- Born: 18 January 1891 Glatz i. Schl., German Empire (present day Poland)
- Died: Unknown
- Allegiance: Germany
- Branch: Aviation
- Rank: Leutnant
- Unit: Feldflieger Abteilung 21 (Field Flier Detachment 21); Jagdstaffel Ober-Ost (Upper East Fighter Squadron); Jagdstaffel 73 (Fighter Squadron 73)
- Commands: Jagdstaffel 81 (Fighter Squadron 81)
- Awards: Knight's Cross with Swords of the House Order of Hohenzollern

= Herbert Knappe =

German flying ace

Leutnant Herbert Wilhelm Franz Knappe was a German flying ace during World War I. He was credited with nine confirmed aerial victories while fighting on both the Russian Front and Western Front.

==World War I service==

Herbert Wilhelm Franz Knappe was born in Glatz i. Schl. on 18 January 1891. Knappe joined the Luftstreitkräfte in September 1914. He was commissioned Leutnant on 17 May 1916. He scored his first victory the following month, on 5 June, while flying with Feld-Fleiger Abteilung 21. He used an Albatros D.II to down a Russian airplane.

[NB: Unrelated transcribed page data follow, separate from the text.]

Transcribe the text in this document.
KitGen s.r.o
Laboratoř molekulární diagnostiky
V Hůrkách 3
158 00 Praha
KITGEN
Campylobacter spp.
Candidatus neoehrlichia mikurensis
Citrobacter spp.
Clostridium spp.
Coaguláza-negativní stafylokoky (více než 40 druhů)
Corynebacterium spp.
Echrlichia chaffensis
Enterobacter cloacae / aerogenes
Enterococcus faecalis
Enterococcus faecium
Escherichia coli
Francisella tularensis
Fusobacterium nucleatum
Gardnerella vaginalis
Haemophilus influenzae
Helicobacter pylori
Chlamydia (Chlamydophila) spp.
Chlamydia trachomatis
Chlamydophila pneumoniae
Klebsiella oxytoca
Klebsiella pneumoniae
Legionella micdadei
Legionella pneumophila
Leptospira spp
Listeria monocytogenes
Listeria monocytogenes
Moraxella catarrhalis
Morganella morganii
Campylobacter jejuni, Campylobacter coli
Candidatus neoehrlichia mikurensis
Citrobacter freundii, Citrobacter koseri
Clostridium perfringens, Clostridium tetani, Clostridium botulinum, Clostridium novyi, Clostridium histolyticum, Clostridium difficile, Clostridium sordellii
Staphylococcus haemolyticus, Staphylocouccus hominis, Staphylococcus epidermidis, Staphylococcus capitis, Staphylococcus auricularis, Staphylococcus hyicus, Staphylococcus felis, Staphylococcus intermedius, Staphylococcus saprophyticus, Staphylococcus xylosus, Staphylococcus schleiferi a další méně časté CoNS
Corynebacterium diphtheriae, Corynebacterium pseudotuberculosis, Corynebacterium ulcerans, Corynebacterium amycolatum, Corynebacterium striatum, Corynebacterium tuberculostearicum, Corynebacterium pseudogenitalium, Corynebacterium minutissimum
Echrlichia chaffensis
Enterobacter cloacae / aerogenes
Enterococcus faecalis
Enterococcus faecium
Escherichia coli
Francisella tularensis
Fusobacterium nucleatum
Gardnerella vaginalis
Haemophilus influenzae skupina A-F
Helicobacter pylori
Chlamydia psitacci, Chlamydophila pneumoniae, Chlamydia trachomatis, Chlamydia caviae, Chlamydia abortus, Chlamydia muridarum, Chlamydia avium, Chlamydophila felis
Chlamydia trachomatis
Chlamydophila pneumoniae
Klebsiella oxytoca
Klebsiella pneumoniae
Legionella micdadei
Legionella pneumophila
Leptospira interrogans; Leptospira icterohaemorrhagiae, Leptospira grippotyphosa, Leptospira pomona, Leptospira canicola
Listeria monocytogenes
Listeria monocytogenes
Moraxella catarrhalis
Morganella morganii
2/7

His second triumph would not come for almost two years. From Feldflieger Abteilung 21 (Field Flier Detachment 21), Knappe would be posted to Jagdstaffel Ober-Ost (Upper East Fighter Squadron), then on to join Jagdstaffel 81 (Fighter Squadron 81) in France. He began 1918 with receipt of the House Order of Hohenzollern on 9 January. On 31 May 1918, he shot down a SPAD S.XIII over Remigny. On 7 June, he took out an enemy observation balloon at Fleury-la-Rivière. Two days later, he shot down an AR2. A week after that, on 16 June, he himself was shot down for the second time.

Knappe's 22 July 1918 victory over a SPAD made him an ace. He would run off a string of four more victories, on 4, 7, 10, and 11 August 1918. On 25 August 1918, Knappe was wounded so severely he could not return to combat before war's end.